Paper No. 40-10
Presentation Time: 8:00 AM-5:30 PM
TIMING FOR THE INITIATION OF LATE PALEOGENE LOESS DEPOSITION AND ASSOCIATED ENVIRONMENTS IN THE WESTERN UNITED STATES
The timing and spatiotemporal pattern of the initiation of eolian deposition are crucial for understanding ancient land surface processes. The upper Paleogene (~36-30 Ma) loess in the western USA remains poorly studied. This loess has long been viewed as recycled volcanic ash, and its initiation was thought to be at the apparent change from stratified fluvial to massive eolian units. Here, we present new mineralogy and grain-size data collected from the White River Formation or Group at the Flagstaff Rim in central Wyoming and Toadstool Geologic Park in western Nebraska. Our results show that the loess deposits (n=15) have less volcanic glass, but ~6 % more potassium feldspar and ~6 % more calcite than the interbedded volcanic ashes (n=9), thus it is unlikely derived wholly from recycled volcanic ash.

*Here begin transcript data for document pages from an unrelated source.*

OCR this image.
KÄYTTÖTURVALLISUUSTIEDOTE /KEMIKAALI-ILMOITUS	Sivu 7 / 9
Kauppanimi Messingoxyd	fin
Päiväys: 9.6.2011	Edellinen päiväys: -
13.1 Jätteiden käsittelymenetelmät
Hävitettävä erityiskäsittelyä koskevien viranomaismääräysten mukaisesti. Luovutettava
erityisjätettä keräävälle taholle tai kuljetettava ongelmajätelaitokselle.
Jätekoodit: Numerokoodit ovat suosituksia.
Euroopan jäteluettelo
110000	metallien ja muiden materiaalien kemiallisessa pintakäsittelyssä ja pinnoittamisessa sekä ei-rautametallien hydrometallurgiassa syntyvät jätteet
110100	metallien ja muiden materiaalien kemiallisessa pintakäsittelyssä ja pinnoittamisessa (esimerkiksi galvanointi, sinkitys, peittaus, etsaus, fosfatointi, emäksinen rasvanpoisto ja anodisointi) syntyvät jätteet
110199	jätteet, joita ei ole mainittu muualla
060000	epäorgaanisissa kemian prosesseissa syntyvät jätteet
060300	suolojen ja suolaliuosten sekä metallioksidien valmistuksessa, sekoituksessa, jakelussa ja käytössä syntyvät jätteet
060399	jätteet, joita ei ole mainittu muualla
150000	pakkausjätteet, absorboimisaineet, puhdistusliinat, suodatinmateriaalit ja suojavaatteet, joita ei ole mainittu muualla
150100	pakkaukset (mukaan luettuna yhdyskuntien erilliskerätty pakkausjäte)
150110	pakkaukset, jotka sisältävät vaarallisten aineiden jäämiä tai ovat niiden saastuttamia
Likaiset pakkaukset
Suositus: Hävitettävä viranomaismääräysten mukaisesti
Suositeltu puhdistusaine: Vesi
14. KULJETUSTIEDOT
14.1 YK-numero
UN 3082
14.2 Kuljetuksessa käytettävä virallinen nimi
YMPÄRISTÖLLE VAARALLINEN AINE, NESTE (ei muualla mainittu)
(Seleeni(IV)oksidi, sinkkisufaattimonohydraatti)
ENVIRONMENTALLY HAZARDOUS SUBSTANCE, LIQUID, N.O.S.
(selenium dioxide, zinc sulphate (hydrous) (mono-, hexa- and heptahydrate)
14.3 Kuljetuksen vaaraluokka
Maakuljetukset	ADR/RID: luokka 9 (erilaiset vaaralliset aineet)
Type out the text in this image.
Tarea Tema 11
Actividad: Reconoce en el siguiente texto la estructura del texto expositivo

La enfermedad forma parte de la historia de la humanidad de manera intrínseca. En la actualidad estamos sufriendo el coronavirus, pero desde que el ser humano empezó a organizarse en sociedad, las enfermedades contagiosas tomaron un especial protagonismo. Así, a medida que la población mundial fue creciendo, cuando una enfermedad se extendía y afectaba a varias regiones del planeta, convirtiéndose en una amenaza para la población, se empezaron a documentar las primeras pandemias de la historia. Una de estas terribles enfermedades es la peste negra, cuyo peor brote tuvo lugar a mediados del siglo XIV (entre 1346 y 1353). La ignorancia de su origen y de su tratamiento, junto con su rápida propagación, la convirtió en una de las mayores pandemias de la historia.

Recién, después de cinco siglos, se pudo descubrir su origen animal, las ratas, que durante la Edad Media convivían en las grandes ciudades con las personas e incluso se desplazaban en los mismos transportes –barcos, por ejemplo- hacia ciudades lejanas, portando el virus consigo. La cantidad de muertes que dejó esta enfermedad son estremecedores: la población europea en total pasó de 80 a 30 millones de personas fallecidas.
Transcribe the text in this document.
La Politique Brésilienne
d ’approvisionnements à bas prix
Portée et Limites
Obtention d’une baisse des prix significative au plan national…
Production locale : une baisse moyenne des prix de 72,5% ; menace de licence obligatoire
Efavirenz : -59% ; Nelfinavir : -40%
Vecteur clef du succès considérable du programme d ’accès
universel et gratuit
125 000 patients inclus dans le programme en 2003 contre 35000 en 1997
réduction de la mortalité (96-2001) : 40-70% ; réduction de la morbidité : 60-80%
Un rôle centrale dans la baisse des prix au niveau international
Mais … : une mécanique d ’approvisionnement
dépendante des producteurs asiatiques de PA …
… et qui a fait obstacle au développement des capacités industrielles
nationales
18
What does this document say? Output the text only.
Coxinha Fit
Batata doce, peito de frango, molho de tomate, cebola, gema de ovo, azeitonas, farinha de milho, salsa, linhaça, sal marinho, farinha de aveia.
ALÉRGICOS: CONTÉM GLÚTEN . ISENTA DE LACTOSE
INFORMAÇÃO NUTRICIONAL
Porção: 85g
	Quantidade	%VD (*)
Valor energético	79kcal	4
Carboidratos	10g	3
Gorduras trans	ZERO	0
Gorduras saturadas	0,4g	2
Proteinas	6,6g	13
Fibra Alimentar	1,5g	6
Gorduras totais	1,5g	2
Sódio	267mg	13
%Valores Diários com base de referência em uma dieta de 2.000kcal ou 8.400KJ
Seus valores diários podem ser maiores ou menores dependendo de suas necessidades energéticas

At the Flagstaff Rim section, the grain-size data from the fluvial unit show significant variability, including typical loess bimodal distribution, modified bimodal distribution with enhanced very-fine silt and clay fraction, and modified bimodal distribution with an additional fine sand mode. Granulometry indicates that deposits vary from primary loess, pedogenically modified loess in floodplains, and reworked loess by fluvial processes. Field observations in tandem with available geochronology indicate that loess deposition started at ~36 Ma, ca. 2 Myr earlier than the lithofacies change. This initiation was synchronous with that in the Beaver Divide to the west, suggesting more extensive loess deposition prior to the drastic cooling at the Eocene-Oligocene transition. Renewed uplift of the North American Cordillera may have triggered enhanced river erosion and silt production, and subsequently increased the dust loading by wind. The initiation of loess at the Toadstool section to the east was at the lithofacies change (~32 Ma), consistent with the previous observation of the eastward younging trend of loess initiation.